Am I taking too much risk?

too much risk

“There are risks and costs to a program of action. But they are far less than the long-range risks and costs of comfortable inaction.”

-John F. Kennedy
 

Risk is defined as uncertainty—the inability to know what will happen.   The riskiness of an investment increases based on the ability to sell it quickly at a market value and how widely the market value can fluctuate.  It is commonly said that higher returns come from taking higher risks.  Although higher returns can be generated by taking more risk, the probability of earning that higher return gets smaller as the risks increase, e.g. collectibles, art, gems.  And, the probability of low but positive returns increases when you invest in low risk alternatives, e.g. bank savings accounts, money market funds.

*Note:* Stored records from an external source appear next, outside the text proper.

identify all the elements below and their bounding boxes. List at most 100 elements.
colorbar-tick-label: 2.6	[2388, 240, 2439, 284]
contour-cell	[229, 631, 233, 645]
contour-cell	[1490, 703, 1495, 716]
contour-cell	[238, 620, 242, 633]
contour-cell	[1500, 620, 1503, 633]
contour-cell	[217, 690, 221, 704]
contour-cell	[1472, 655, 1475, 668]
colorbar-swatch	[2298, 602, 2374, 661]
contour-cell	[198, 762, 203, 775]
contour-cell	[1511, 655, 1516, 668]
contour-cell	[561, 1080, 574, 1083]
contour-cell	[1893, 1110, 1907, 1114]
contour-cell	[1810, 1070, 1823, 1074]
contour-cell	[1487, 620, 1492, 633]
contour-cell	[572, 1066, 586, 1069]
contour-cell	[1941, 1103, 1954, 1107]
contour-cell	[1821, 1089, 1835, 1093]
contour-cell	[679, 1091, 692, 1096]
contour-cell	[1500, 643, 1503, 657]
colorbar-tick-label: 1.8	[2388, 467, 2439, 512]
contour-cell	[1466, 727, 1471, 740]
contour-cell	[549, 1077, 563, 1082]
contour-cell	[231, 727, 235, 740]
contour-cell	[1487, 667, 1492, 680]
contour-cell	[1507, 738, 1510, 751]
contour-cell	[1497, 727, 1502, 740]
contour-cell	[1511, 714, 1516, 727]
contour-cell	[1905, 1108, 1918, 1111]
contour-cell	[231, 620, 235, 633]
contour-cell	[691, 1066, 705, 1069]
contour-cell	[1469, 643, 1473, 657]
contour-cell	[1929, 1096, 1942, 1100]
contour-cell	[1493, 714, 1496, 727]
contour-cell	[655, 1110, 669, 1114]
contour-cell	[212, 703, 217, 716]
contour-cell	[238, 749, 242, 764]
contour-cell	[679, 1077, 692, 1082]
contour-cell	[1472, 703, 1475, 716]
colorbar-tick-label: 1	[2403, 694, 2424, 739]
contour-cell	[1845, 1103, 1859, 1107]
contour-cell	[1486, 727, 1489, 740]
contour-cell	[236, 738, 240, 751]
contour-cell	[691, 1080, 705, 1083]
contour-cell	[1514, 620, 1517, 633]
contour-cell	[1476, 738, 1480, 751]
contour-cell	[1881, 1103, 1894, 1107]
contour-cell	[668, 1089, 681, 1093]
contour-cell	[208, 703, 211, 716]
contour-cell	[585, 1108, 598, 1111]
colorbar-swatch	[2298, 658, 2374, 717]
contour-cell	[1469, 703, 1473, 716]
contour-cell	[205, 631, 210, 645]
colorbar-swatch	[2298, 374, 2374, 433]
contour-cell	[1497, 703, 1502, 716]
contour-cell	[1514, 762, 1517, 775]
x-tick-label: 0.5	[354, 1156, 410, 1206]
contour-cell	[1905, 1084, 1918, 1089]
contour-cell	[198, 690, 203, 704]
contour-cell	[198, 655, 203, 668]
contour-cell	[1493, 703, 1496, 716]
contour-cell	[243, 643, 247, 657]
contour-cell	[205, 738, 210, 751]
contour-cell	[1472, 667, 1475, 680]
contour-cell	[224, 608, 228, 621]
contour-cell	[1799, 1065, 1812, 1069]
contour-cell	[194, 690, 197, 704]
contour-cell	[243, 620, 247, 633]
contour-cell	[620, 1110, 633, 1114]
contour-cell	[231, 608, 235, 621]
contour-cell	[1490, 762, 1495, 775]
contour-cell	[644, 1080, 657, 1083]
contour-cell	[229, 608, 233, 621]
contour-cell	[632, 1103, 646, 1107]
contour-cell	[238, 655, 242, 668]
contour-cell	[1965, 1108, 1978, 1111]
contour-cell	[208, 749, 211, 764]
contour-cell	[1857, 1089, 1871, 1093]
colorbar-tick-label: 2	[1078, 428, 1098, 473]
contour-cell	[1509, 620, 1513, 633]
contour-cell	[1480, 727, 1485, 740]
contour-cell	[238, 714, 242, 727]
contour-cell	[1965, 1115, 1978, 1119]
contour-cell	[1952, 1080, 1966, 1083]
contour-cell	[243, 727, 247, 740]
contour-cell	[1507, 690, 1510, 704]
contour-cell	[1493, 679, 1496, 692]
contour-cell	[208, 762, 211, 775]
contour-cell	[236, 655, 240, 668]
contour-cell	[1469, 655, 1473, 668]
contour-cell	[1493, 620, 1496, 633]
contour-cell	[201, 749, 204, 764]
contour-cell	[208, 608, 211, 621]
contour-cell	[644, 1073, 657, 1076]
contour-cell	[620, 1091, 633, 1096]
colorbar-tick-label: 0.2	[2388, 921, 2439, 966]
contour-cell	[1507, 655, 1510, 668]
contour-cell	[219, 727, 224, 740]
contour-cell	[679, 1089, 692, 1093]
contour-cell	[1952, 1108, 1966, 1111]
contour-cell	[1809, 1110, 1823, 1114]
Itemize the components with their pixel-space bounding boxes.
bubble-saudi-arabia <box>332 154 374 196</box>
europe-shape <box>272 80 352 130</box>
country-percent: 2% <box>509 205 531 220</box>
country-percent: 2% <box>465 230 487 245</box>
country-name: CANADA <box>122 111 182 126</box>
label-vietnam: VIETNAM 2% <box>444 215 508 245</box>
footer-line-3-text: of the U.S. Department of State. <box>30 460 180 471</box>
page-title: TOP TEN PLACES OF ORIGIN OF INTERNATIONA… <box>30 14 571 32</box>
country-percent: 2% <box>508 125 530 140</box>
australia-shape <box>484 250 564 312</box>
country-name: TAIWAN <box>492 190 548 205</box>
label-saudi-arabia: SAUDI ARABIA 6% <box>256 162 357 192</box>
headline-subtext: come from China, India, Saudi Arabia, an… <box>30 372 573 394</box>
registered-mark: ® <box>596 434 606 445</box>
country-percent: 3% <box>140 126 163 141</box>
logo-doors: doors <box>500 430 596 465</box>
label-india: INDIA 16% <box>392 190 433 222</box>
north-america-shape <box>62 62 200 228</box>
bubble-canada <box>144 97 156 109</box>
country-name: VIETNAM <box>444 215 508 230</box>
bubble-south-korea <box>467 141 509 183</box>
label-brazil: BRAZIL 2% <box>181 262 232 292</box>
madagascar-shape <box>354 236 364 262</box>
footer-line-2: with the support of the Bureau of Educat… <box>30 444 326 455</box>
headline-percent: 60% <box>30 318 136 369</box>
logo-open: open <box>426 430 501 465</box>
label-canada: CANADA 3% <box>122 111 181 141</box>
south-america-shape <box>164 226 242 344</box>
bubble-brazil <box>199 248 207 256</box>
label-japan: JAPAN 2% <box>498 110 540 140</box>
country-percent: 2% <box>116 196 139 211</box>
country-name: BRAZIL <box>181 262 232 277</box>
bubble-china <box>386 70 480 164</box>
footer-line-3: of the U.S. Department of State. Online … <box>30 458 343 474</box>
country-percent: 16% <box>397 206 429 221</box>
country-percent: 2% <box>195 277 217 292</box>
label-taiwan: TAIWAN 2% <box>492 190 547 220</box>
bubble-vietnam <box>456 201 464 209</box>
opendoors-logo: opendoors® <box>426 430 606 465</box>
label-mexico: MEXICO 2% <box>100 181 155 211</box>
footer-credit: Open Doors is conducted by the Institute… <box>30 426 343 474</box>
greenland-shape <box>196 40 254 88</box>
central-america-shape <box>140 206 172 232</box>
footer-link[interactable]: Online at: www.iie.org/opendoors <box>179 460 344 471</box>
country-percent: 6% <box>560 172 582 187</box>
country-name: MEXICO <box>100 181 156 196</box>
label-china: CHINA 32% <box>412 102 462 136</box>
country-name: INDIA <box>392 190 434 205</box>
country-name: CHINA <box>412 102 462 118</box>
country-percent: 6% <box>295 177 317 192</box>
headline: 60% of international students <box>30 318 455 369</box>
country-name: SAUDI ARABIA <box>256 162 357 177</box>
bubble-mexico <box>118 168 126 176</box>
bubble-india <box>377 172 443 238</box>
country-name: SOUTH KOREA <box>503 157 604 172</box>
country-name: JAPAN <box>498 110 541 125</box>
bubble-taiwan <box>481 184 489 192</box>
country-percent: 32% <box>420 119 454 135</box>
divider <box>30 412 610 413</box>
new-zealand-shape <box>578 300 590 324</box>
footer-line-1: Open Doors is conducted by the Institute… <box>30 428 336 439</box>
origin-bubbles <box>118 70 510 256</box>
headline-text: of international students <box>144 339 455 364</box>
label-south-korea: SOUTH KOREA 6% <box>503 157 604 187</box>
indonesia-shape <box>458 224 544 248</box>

“Risk tolerance” defines how psychologically open an investor is to decisions which choose between alternative actions, knowing that there is no “certain” outcome.  It is the extent to which a person chooses to experience a possibly less favorable result in pursuit of a more favorable outcome.  Because of the complexity of this concept, there have been plenty of studies over the years researching investor behaviors and decision-making logic.  Important factors include age, income level, education, sex, marital status, personality traits, life-experiences, and even levels of dopamine in the brain.  Many of these studies provide interesting reading with a plethora of statistically significant findings.

The investment industry has taken the studies and created a limited number of investment portfolio structures (usually 3-5 choices) that are suppose to fit you, the investor, based on your answers to some basic questions.  Their recommendations are built on statistical assumptions of whether you are risk-averse, risk- neutral or risk-seeking.  Large financial service firms are not allowed to offer portfolios outside of these few choices.

Now, if you are just a statistic or you believe you should invest the same way everyone else invests, then this method of matching your risk tolerance to the investment marketplace should work just fine.  However, if your life situation changes or you find that you can’t sleep at night because of the gyrations of the value of your portfolio, it is left up to you to re-assess your situation and make the appropriate adjustments.  And what happens if you and your spouse come through as two very different financial risk-takers?

At Holt-Smith Advisors we believe our ability to adequately assess your risk tolerances and design a portfolio to fit you is one of the most important elements of our services.  We understand that there are two key risk concepts that must be addressed for each client: 

1. Risk tolerance—how much risk do you, as the investor, CHOOSE to take; and
2. Risk capacity—how much risk can you AFFORD to take.

Risk capacity determines how much you can afford to lose without endangering the achievement of your ultimate goals. (Do my investments match my goals?).

Before we put together a portfolio of securities, we will discuss your risk tolerance and risk capacity.  We include in that discussion information about your financial situation, how you think about risk and appropriate financial market choices .  We put this assessment in writing and then re-evaluate with you on a regular basis to make sure that your comfort level is maintained.  It’s all about you and your money.  We concentrate our skills on your financial success.